Is there any way to get command description of an active conversation?
Assume that I want when the user cancels the survey command using /cancel see a message like:
Conversation "Survery for bot users" cancelled!,
which the Survery for bot users is the description of Survey command.
Hi!
You can use that:
$this->getDescription();
And your CancelCommand will look like this:
...
public function execute()
{
$text = 'Nothing to cancel';
//Cancel current conversation if any
$conversation = new Conversation(
$this->getMessage()->getFrom()->getId(),
$this->getMessage()->getChat()->getId()
);
if ($conversation_command = $conversation->getCommand()) {
$conversation->cancel();
$text = 'Conversation ' . $this->getDescription() . ' cancelled!';
}
return $this->removeKeyboard($text);
}
...
Thank you @MyZik, but it seems that I wasn't clear enough about my problem.
The thing is that I want to get the description of the conversation which is going to be canceled.
I've updated the issue to clarify my point.
You mean the command description, which is indicated at the beginning of the file?
Yes
@ttvd94 so I answered your question. https://github.com/php-telegram-bot/core/issues/660#issuecomment-332750130
Use it wherever you need and u will get the command description from beginning of the file
$this->getDescription();
$this->getDescription(); does not work in my case as I expected. I'm gonna use it inside CancelCommand.php which controls cancel command.
When I go your way, I always get this:
Conversation "Cancel the currently active conversation" cancelled!
(since "$this" refers to CancelCommand class.)
What I need is something like $conversation->getDescription(); but there's no such method.
It would be ideal if the command member variables ($name, $description, $version, etc.) were static, as they never change. Then it would also be easier to access them.

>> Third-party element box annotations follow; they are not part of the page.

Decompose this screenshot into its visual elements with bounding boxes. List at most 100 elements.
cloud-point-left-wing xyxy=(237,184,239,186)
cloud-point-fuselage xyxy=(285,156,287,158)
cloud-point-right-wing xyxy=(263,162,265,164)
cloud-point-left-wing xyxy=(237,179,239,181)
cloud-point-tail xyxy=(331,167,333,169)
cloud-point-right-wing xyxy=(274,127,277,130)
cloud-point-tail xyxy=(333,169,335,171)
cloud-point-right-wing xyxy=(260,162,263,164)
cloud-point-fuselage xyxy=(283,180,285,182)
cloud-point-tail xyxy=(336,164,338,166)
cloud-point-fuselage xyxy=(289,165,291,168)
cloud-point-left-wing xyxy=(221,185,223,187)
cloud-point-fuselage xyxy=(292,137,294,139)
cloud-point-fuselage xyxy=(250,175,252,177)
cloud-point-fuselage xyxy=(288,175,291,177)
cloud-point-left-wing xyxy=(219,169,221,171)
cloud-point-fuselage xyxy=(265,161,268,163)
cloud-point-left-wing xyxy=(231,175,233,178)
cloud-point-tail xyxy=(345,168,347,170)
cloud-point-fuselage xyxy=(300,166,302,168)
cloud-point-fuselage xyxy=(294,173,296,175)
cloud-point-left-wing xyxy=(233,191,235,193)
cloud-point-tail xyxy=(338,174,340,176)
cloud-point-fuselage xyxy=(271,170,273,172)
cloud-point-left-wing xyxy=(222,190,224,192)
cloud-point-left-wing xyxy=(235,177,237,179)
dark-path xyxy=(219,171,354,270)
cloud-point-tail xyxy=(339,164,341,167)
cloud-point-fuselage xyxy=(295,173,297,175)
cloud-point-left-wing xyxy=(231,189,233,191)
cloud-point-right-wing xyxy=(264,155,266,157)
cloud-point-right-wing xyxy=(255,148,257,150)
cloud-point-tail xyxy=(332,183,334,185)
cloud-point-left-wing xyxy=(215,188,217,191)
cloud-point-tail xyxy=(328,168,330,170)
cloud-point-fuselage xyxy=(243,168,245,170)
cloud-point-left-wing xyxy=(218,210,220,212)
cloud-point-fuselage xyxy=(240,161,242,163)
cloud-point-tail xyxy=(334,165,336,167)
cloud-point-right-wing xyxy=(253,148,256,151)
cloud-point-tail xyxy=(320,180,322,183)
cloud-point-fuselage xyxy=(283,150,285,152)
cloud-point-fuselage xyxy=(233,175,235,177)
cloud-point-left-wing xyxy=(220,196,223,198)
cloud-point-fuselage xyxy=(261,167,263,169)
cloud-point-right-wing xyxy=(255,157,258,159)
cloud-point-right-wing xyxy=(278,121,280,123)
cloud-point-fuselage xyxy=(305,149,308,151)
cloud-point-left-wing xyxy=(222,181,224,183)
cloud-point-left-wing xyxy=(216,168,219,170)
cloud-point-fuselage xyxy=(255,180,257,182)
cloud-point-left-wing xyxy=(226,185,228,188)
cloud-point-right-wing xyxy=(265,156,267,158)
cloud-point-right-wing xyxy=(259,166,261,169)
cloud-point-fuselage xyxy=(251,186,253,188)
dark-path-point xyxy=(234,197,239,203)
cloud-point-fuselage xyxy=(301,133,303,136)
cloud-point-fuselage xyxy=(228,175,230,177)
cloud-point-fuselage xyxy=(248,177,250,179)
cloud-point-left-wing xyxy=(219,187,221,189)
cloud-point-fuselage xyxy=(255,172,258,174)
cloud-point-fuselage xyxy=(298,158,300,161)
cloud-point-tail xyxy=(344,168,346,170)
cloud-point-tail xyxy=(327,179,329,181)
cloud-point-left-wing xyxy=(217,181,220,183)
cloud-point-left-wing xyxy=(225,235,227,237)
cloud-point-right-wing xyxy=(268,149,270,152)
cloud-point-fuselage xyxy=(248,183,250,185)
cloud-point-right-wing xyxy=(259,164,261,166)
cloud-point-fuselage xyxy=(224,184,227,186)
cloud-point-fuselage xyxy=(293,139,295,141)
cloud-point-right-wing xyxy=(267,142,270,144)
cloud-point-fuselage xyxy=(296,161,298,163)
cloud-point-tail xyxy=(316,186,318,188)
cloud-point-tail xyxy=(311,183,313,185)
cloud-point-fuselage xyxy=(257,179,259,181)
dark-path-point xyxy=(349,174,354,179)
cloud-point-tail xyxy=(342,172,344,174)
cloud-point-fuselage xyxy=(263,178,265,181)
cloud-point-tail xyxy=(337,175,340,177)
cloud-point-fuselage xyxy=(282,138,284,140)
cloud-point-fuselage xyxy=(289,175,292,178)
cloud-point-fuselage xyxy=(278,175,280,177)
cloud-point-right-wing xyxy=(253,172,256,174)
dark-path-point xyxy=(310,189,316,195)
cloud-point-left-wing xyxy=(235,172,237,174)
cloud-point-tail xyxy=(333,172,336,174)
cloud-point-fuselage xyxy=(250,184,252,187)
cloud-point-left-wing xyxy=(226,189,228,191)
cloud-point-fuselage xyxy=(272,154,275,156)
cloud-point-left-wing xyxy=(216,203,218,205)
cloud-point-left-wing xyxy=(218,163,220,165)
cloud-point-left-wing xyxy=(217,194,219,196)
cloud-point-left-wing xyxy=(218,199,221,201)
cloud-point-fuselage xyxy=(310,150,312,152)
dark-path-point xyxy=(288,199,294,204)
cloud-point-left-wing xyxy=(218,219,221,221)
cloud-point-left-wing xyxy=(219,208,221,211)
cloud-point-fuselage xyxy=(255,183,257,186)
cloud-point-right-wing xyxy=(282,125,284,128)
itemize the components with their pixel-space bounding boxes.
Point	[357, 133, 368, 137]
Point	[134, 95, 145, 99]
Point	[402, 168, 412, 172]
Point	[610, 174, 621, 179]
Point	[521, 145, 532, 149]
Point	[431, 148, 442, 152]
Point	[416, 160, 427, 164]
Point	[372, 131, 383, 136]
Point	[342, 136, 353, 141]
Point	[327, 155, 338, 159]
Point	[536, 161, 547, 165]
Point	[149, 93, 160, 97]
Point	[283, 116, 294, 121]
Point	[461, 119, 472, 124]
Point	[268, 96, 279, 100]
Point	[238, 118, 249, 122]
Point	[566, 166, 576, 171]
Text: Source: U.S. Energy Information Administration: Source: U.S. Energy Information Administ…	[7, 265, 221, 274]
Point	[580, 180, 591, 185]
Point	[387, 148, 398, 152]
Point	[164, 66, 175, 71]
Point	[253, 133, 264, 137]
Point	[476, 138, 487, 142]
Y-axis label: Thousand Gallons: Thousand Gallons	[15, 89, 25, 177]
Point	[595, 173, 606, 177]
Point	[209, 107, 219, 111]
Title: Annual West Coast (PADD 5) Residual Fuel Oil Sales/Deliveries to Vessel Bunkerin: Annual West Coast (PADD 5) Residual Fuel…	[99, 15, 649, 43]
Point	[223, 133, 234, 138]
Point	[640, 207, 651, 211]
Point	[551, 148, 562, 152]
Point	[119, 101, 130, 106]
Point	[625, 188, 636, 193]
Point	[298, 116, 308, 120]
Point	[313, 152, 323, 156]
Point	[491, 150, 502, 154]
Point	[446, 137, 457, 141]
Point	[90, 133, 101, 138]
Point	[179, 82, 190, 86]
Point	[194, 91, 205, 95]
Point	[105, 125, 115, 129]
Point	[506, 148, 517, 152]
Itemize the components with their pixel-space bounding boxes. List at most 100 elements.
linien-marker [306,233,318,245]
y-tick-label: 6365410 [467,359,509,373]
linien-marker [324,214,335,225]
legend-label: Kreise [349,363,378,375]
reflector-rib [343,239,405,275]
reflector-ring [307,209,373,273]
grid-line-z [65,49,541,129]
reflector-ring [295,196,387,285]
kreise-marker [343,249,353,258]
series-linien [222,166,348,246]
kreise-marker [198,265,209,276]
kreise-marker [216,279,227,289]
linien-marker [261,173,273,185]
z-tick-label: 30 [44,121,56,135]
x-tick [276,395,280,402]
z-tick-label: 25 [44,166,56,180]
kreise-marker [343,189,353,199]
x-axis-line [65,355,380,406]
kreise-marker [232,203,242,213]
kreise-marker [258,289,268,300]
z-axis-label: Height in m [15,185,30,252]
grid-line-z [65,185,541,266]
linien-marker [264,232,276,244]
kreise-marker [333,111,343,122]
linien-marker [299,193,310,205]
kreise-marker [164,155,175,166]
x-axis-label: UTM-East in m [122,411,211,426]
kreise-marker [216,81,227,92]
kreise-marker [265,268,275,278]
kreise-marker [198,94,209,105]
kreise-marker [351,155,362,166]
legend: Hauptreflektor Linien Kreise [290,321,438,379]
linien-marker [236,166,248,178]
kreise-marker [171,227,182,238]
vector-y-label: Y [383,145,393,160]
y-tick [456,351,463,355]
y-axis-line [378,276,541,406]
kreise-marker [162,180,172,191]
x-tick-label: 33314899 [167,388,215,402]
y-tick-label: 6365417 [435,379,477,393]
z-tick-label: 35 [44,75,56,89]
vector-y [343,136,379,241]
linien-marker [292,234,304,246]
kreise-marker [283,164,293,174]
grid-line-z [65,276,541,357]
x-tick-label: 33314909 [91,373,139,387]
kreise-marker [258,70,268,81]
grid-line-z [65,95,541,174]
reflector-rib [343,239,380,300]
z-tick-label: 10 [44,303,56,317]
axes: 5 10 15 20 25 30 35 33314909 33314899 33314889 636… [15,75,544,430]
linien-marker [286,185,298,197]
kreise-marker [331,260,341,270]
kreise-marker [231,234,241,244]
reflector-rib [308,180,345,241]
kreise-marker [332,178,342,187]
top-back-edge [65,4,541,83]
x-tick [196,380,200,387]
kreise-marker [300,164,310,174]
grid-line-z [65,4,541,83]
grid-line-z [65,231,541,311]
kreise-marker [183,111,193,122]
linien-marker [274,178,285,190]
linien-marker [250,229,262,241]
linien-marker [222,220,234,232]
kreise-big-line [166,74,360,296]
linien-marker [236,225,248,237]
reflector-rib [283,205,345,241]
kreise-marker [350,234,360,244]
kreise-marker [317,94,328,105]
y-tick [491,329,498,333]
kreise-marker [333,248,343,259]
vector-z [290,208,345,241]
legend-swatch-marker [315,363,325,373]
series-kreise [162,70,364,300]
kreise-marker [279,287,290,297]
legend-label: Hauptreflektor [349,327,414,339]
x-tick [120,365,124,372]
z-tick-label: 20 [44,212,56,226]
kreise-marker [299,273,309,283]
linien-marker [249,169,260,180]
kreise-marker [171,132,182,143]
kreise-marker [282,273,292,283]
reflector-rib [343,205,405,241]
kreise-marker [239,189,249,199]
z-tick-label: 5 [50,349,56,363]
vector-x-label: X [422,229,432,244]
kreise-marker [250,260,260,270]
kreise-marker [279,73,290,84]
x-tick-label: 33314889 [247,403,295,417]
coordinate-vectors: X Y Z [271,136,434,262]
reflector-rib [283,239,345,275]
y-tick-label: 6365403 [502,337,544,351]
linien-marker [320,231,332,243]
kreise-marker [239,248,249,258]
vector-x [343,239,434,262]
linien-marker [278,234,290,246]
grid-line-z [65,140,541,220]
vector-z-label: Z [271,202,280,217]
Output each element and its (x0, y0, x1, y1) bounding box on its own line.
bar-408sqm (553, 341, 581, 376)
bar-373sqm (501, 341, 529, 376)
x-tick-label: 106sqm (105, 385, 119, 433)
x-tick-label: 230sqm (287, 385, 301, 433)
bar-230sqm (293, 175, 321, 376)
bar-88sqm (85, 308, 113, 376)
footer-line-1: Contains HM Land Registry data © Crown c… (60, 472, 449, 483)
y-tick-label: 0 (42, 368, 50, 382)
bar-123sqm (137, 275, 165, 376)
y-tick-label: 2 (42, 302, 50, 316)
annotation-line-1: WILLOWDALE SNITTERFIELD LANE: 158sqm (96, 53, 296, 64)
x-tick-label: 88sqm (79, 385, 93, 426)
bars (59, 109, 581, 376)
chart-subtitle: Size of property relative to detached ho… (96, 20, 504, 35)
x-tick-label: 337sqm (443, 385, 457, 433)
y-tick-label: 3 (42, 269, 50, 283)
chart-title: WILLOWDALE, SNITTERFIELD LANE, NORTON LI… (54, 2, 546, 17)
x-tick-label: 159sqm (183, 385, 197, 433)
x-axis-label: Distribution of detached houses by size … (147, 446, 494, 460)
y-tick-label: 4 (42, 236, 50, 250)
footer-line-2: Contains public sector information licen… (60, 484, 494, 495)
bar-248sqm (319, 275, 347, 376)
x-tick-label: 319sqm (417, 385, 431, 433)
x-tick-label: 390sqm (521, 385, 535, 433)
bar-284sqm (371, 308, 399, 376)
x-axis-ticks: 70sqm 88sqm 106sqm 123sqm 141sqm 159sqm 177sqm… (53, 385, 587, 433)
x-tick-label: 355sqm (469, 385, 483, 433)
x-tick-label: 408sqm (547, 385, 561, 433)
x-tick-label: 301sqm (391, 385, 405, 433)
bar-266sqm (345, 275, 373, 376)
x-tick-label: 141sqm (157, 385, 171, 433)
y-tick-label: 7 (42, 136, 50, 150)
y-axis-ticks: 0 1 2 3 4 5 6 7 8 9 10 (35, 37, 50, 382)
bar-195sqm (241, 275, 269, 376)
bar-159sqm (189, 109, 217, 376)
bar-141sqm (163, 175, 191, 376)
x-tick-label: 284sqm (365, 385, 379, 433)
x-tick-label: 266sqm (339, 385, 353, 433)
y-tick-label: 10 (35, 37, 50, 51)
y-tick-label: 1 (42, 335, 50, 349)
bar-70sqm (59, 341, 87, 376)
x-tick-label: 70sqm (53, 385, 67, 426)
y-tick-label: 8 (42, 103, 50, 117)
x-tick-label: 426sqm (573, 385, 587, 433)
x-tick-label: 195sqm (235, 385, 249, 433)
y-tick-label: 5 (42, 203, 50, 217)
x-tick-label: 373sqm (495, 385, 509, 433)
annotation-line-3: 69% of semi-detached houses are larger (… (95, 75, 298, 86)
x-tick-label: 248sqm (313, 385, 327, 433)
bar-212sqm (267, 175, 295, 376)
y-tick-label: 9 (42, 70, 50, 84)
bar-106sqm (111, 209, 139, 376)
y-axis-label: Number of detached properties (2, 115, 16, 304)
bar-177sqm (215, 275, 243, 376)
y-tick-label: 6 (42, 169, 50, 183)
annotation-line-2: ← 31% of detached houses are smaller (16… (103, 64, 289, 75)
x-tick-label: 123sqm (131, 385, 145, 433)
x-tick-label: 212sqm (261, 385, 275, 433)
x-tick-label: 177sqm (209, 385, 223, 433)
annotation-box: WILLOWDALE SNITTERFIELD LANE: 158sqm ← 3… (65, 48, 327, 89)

But for now, you can do it like so:
if ($conversation_command = $conversation->getCommand()) {
$conversation->cancel();
$conversation_command_obj = $this->getTelegram()->getCommandObject($conversation_command);
$text = 'Conversation "' . $conversation_command_obj->getDescription() . '" cancelled!';
}
If they are static, you would also need to have a method to return the class with namespace from command, like getCommandClass()
Yes and no, as you'd have to have the class including namespace to actually access that method in the first place 馃槙
Neat would be something like:
$command = Command::getCommandObject('command');
Then simply:
$description = $command->getDescription();
Having the properties static would make sense for callback things, where no command object is created, but some static method inside the command itself makes sense for data retrieval etc.
Being able to access the command info statically would allow that, or the method above, by implementing the object retrieval directly in the Command class.
Dependency injection would need to be cleaned up then, allowing commands to be invoked without any Telegram or Update object. I haven't really thought this through, just popping out ideas.
What do you think of that?
We'd need a new issue for this though, as it's going a bit off topic 馃榿
I think that even more stuff should not be static, like Request taking telegram object into a static property, database connection and more.
However, command properties can be considered static, there could be some methods to get them without needing the object.
Like the one I suggested above - getCommandClass(), this could return the command class with namespace and getCommandObject() could use that to return the object.
Thanks @noplanman, your solution solved my problem.
By the way, happy to see discussions going on inspired by my question.